As many of you may know, I work for EMC‘s Cloud Infrastructure Group as part of the Atmos solution team. In this role, I’ve been blessed with getting a closer look at where the future of cloud storage is going as well as some of the drivers that will get it there. In this post, I’d like to talk a bit about policy and how this will shape the future of storage. I’m going to keep this as abstracted from product as possible, but where appropriate, I’ll try to show you how products are implementing this technology TODAY.
What is Policy?
By definition, policy is “[an] action or procedure conforming to or considered with reference to prudence or expediency” (dictionary.com for that definition). When viewed in the context of storage systems and management, policy, then, is the actions (scripted or otherwise) that influence data to provide for retrieval, performance, or manipulation by systems. In other words, policy is an engine that manages data from start to finish. Why this is important requires us to look at what the typical management stack looks like today.
Data is created by users accessing programs that are tied to physical and virtual resources. This generated data is then processed and stored by the programs and their underlying storage I/O layers (LVMs, hypervisor I/O stacks, etc.) onto some sort of storage device (SAN, NAS, DAS, etc.) where it sits until next access. In essence, once data is created it is considered to be “at rest” until it is next accessed (if ever). Within this data generation and storage continuum, the process is fundementally simple as generated data is put directly to storage.
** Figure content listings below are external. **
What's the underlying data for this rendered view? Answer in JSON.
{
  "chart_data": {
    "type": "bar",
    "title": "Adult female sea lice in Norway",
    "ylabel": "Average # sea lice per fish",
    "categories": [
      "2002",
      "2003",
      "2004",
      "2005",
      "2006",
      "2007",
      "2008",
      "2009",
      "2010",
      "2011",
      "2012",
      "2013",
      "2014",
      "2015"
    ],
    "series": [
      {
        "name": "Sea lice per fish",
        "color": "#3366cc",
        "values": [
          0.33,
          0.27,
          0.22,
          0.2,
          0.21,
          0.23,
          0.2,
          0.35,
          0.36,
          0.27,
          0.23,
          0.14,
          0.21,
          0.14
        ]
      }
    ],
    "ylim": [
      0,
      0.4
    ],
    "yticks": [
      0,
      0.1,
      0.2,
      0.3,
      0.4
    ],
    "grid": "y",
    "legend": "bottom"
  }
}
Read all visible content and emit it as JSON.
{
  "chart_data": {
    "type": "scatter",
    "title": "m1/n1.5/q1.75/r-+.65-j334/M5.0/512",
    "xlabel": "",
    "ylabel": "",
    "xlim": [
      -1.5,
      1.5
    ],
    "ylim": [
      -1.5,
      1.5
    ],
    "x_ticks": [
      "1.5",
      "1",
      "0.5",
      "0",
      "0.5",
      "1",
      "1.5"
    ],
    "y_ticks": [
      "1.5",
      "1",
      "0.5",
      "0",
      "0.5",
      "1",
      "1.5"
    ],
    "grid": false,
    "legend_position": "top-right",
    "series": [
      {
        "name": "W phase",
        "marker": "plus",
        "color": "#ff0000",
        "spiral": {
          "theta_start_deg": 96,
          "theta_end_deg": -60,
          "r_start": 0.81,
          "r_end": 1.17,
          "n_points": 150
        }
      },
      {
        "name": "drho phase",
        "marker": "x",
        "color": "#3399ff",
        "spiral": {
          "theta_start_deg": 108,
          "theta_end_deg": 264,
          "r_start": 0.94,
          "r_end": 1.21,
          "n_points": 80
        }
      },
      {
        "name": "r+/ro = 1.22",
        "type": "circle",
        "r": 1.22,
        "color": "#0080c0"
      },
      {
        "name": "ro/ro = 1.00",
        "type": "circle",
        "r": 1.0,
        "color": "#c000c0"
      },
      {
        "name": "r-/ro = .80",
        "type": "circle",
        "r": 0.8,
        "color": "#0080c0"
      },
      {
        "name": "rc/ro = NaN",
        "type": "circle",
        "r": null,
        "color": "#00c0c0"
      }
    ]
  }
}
However, if the data continues to sit in the same place endlessly, it’s typically inefficient to retrieve and access. Managing this data was typically a manual process where data, LUNs, and their topologies had to be moved around using array or host-based tools to provide better “fit” for data at rest or data accesses for performance. This is where policy steps in.
Policy uses hooks into data (also known as metadata) in order to enact controls. Please see this post for more detailed explanation of metadata.
Why use Policies?
If the previous example shows anything, it’s that the management of data is fundementally…well, boring and manual. Policy provides a method of controlling the stack of data ingest AND data management while allowing business to continue to generate, retrieve, and manipulate data. For example, a simple policy that could be enacted against data could be as follows:
if data < 14 days old, store on EFD drives, LUN 11; if > 14 days old, store on SATA drives, LUN 33
Obviously, that’s a high-level abstraction of what the actual process for data control would look like but drives the point home. What used to be a manual LUN migration policy to “performance” or “store” data now is set based on a logical control structure that can be automagically enacted on the storage system itself. A working example of this type of policy can be seen in the tiering provided by Compellent and EMC’s FAST systems for storage management. Pretty cool, huh?
An alternative method of control that isn’t necessary tied to the storage array is the recent introduction of VMware‘s Storage DRS (Dynamic Resource Scheduling) which is enacted against the storage I/O stack of VMware’s vSphere hypervisor.
The Future of Policy
Obviously, my examples are very simplistic in nature but hopefully, they make the policy technology somewhat more accessible. As far as policy futures are concerned, this is where storage technologies (and even host process management) will be going. In the future, simple policy creation and enforcement will be a necessary part of storage pool creation and integration as well as the ongoing maintenance and support of storage arrays.
As always, feedback is welcome!
edit: 9/21/09: removed a mis-aligned reference to Atmos storage policy.